Als u een EXTERNAL_ACCESS
of UNSAFE
assembly in SQL Server wilt maken, moet aan een van de volgende twee voorwaarden worden voldaan:
De assembly is een sterke naam die is ondertekend of Authenticode is ondertekend met een certificaat. Deze sterke naam (of certificaat) wordt in SQL Server gemaakt als een asymmetrische sleutel (of certificaat) en heeft een bijbehorende aanmelding met
EXTERNAL ACCESS ASSEMBLY
machtiging (voor assembly's voor externe toegang) ofUNSAFE ASSEMBLY
machtiging (voor onveilige assembly's).De database-eigenaar (DBO) heeft
EXTERNAL ACCESS ASSEMBLY
(voorEXTERNAL ACCESS
assembly's) ofUNSAFE ASSEMBLY
-machtiging (voorUNSAFE
assembly's) en de database heeft de eigenschap TRUSTWORTHY-database ingesteld opON
.
De twee eerder vermelde voorwaarden worden ook gecontroleerd tijdens de laadtijd van de assembly (inclusief uitvoering). Aan ten minste één van de voorwaarden moet worden voldaan om de assembly te laden.
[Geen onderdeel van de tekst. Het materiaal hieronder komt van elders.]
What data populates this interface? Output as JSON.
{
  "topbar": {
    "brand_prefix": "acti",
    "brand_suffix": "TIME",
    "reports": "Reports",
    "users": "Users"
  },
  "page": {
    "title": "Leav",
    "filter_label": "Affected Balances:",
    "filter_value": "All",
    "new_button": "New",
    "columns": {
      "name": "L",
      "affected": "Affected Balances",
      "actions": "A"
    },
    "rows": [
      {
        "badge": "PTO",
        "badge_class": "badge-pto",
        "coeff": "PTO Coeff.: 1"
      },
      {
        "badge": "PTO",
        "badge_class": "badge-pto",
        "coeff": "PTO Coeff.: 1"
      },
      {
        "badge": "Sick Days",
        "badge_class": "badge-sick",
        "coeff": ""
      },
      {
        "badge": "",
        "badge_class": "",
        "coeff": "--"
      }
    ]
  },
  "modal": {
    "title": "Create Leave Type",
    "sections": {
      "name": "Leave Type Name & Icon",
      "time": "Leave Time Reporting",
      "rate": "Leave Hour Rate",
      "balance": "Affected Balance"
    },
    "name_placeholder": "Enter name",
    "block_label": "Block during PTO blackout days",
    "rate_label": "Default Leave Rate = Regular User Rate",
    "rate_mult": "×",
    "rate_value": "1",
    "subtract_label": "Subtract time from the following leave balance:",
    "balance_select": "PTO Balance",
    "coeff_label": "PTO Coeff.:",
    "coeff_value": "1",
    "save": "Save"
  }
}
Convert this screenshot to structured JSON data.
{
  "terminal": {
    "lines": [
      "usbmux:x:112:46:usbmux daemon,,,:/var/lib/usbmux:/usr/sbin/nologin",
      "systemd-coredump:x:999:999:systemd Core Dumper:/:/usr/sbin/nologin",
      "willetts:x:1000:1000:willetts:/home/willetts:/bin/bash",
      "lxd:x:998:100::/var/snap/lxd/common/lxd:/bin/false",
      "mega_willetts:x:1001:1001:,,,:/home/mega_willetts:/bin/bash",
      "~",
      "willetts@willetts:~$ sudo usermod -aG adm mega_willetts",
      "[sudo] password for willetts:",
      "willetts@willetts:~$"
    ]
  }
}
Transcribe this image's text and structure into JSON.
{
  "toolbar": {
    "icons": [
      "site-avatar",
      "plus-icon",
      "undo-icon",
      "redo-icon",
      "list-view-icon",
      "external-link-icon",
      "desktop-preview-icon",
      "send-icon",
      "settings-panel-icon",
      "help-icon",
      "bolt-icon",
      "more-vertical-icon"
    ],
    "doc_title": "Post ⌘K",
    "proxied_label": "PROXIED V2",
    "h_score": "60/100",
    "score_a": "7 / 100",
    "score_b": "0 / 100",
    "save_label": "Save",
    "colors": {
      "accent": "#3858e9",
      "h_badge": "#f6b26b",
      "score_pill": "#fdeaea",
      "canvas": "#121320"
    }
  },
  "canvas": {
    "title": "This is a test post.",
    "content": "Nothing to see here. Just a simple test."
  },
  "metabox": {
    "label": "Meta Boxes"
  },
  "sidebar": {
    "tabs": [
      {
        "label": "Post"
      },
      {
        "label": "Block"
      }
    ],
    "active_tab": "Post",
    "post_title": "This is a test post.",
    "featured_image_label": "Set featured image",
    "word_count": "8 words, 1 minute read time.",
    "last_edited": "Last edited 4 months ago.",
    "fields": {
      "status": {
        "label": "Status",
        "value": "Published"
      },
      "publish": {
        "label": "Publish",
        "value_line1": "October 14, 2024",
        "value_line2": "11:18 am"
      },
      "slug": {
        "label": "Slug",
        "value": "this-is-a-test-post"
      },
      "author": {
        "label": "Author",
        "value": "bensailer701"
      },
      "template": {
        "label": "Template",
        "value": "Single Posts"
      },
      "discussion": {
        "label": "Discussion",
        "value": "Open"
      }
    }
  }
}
U wordt aangeraden de eigenschap TRUSTWORTHY-databaseeigenschap op een database niet is ingesteld op ON
alleen om CLR-code (Common Language Runtime) uit te voeren in het serverproces. In plaats daarvan raden we u aan een asymmetrische sleutel te maken op basis van het assemblybestand in de master
-database. Een aanmelding die is toegewezen aan deze asymmetrische sleutel, moet vervolgens worden gemaakt en de aanmelding moet worden verleend EXTERNAL ACCESS ASSEMBLY
of UNSAFE ASSEMBLY
machtiging.
In de volgende Transact-SQL instructies worden de stappen uitgevoerd die nodig zijn om een asymmetrische sleutel te maken, een aanmelding toe te wijzen aan deze sleutel en vervolgens EXTERNAL_ACCESS
machtiging voor de aanmelding te verlenen. U moet de volgende Transact-SQL instructies uitvoeren voordat u de CREATE ASSEMBLY
-instructie uitvoert.
USE master;
GO
CREATE ASYMMETRIC KEY SQLCLRTestKey
FROM EXECUTABLE FILE = 'C:\MyDBApp\SQLCLRTest.dll';
CREATE LOGIN SQLCLRTestLogin
FROM ASYMMETRIC KEY SQLCLRTestKey;
GRANT EXTERNAL ACCESS ASSEMBLY TO SQLCLRTestLogin;
GO
Notitie
U moet een nieuwe aanmelding maken om te koppelen aan de asymmetrische sleutel. Deze aanmelding wordt alleen gebruikt om machtigingen te verlenen. Het hoeft niet te worden gekoppeld aan een gebruiker of moet worden gebruikt in de toepassing.
Als u een EXTERNAL ACCESS
-assembly wilt maken, moet de maker EXTERNAL ACCESS
machtiging opgeven bij het maken van de assembly:
CREATE ASSEMBLY SQLCLRTest
FROM 'C:\MyDBApp\SQLCLRTest.dll'
WITH PERMISSION_SET = EXTERNAL_ACCESS;
In de volgende Transact-SQL instructies worden de stappen uitgevoerd die nodig zijn om een asymmetrische sleutel te maken, een aanmelding toe te wijzen aan deze sleutel en vervolgens UNSAFE
machtiging voor de aanmelding te verlenen. U moet de volgende Transact-SQL instructies uitvoeren voordat u de CREATE ASSEMBLY
-instructie uitvoert.
USE master;
GO
CREATE ASYMMETRIC KEY SQLCLRTestKey
FROM EXECUTABLE FILE = 'C:\MyDBApp\SQLCLRTest.dll';
CREATE LOGIN SQLCLRTestLogin
FROM ASYMMETRIC KEY SQLCLRTestKey;
GRANT UNSAFE ASSEMBLY TO SQLCLRTestLogin;
GO
Als u wilt opgeven dat een assembly wordt geladen met UNSAFE
machtiging, geeft u de UNSAFE
machtigingenset op bij het laden van de assembly in de server:
CREATE ASSEMBLY SQLCLRTest
FROM 'C:\MyDBApp\SQLCLRTest.dll'
WITH PERMISSION_SET = UNSAFE;
Zie CLR-integratiebeveiligingvoor meer informatie over de machtigingen voor elk van de instellingen.